Equipment vendors and SIs have joined to form the OnGo Alliance, formerly the CBRS Alliance. This organization promotes the use of CBRS, maintains test labs and certifies each piece of equipment permitted for use in a CBRS installation.
Compare CBRS and Wi-Fi
The availability of GAA licenses has opened a wide variety of applications key to the growth of CBRS. As CBRS becomes more popular, it is often compared with Wi-Fi. While some people predict that CBRS will eliminate the use of Wi-Fi, each has applications where it is most suitable. Below are some areas where CBRS and Wi-Fi differ.

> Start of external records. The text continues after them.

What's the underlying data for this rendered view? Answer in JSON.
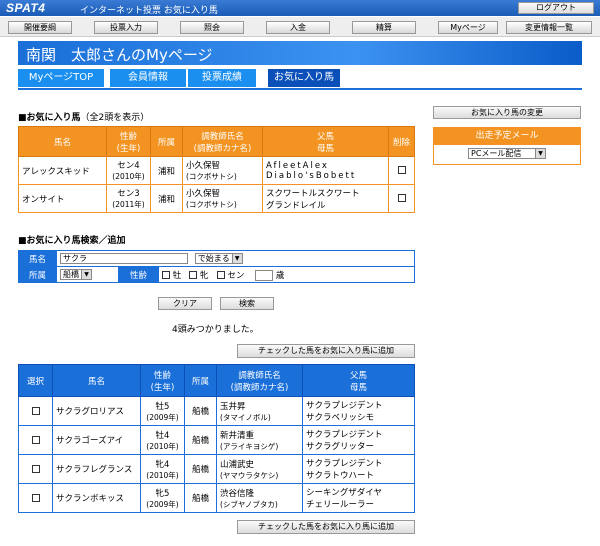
{
  "header": {
    "logo": "SPAT4",
    "subtitle": "インターネット投票 お気に入り馬",
    "logout": "ログアウト"
  },
  "nav": [
    "開催要綱",
    "投票入力",
    "照会",
    "入金",
    "精算",
    "Myページ",
    "変更情報一覧"
  ],
  "page_title": "南関　太郎さんのMyページ",
  "tabs": [
    "MyページTOP",
    "会員情報",
    "投票成績",
    "お気に入り馬"
  ],
  "favorites": {
    "heading": "■お気に入り馬",
    "count_note": "（全2頭を表示）",
    "headers": [
      "馬名",
      "性齢\n(生年)",
      "所属",
      "調教師氏名\n(調教師カナ名)",
      "父馬\n母馬",
      "削除"
    ],
    "rows": [
      {
        "name": "アレックスキッド",
        "age": "セン4",
        "year": "(2010年)",
        "affil": "浦和",
        "trainer": "小久保智",
        "trainer_kana": "(コクボサトシ)",
        "sire": "AfleetAlex",
        "dam": "Diablo'sBobett"
      },
      {
        "name": "オンサイト",
        "age": "セン3",
        "year": "(2011年)",
        "affil": "浦和",
        "trainer": "小久保智",
        "trainer_kana": "(コクボサトシ)",
        "sire": "スクワートルスクワート",
        "dam": "グランドレイル"
      }
    ]
  },
  "side": {
    "change_btn": "お気に入り馬の変更",
    "mail_title": "出走予定メール",
    "mail_select": "PCメール配信"
  },
  "search": {
    "heading": "■お気に入り馬検索／追加",
    "name_label": "馬名",
    "name_value": "サクラ",
    "match": "で始まる",
    "affil_label": "所属",
    "affil_value": "船橋",
    "age_label": "性齢",
    "sex": [
      "牡",
      "牝",
      "セン"
    ],
    "age_unit": "歳",
    "clear": "クリア",
    "search": "検索",
    "result_msg": "4頭みつかりました。",
    "add_btn": "チェックした馬をお気に入り馬に追加"
  },
  "results": {
    "headers": [
      "選択",
      "馬名",
      "性齢\n(生年)",
      "所属",
      "調教師氏名\n(調教師カナ名)",
      "父馬\n母馬"
    ],
    "rows": [
      {
        "name": "サクラグロリアス",
        "age": "牡5",
        "year": "(2009年)",
        "affil": "船橋",
        "trainer": "玉井昇",
        "trainer_kana": "(タマイノボル)",
        "sire": "サクラプレジデント",
        "dam": "サクラベリッシモ"
      },
      {
        "name": "サクラゴーズアイ",
        "age": "牡4",
        "year": "(2010年)",
        "affil": "船橋",
        "trainer": "新井清重",
        "trainer_kana": "(アライキヨシゲ)",
        "sire": "サクラプレジデント",
        "dam": "サクラグリッター"
      },
      {
        "name": "サクラフレグランス",
        "age": "牝4",
        "year": "(2010年)",
        "affil": "船橋",
        "trainer": "山浦武史",
        "trainer_kana": "(ヤマウラタケシ)",
        "sire": "サクラプレジデント",
        "dam": "サクラトウハート"
      },
      {
        "name": "サクランボキッス",
        "age": "牝5",
        "year": "(2009年)",
        "affil": "船橋",
        "trainer": "渋谷信隆",
        "trainer_kana": "(シブヤノブタカ)",
        "sire": "シーキングザダイヤ",
        "dam": "チェリールーラー"
      }
    ]
  }
}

A CBRS signal can cover several miles, depending on antenna design, and isn't limited to line of sight. Wi-Fi signals have a shorter range and can be inhibited by walls, shelving and signal interference, among other barriers.
It's possible to install Wi-Fi to provide coverage for an airport, warehouse complex or extended IoT network, but CBRS represents the better choice for most wide area installations.
CBRS does not have an ongoing cost. Once organizations purchase and install equipment, they have no additional cost for leased bandwidth. Wi-Fi equipment is less expensive than an initial CBRS installation, but Wi-Fi also requires an ongoing monthly fee for bandwidth. Enterprises may also need to install more access points as they expand coverage or upgrade existing APs.
Licensing and spectrum
Wi-Fi uses unlicensed spectrum within the 2.4 GHz and 5 GHz frequency range. CBRS uses shared spectrum within 3.55 GHz and 3.70 GHz, a band that falls within Wi-Fi's range. As noted above, CBRS spectrum is separated into three tiers that each require specific licenses.
CBRS use cases
CBRS became available shortly before the COVID-19 pandemic. At the height of the pandemic, children were unable to attend school in person, and virtual learning wasn't possible for many children in rural districts where broadband was unavailable or for those whose families couldn't afford broadband. As an alternative, some school districts supplied students with a computer and a cellular hotspot. But this option can be costly, less reliable and have lower throughput than with cable.
Several rural school districts have installed CBRS and are now operating private networks, with plans for additional locations. For example, one school district in Sacramento, Calif., is now installing a CBRS network for learning, telehealth and administrative usage. Phase one of its plan will provide access to several schools in the district, while phase two will provide access to three residential housing locations.
The OnGo Alliance recently released case studies outlining CBRS usage in applications such as schools, real estate developments, oil refineries and a citywide network in Las Vegas. While the use of CBRS is new and expected to grow, Wi-Fi is also here to stay.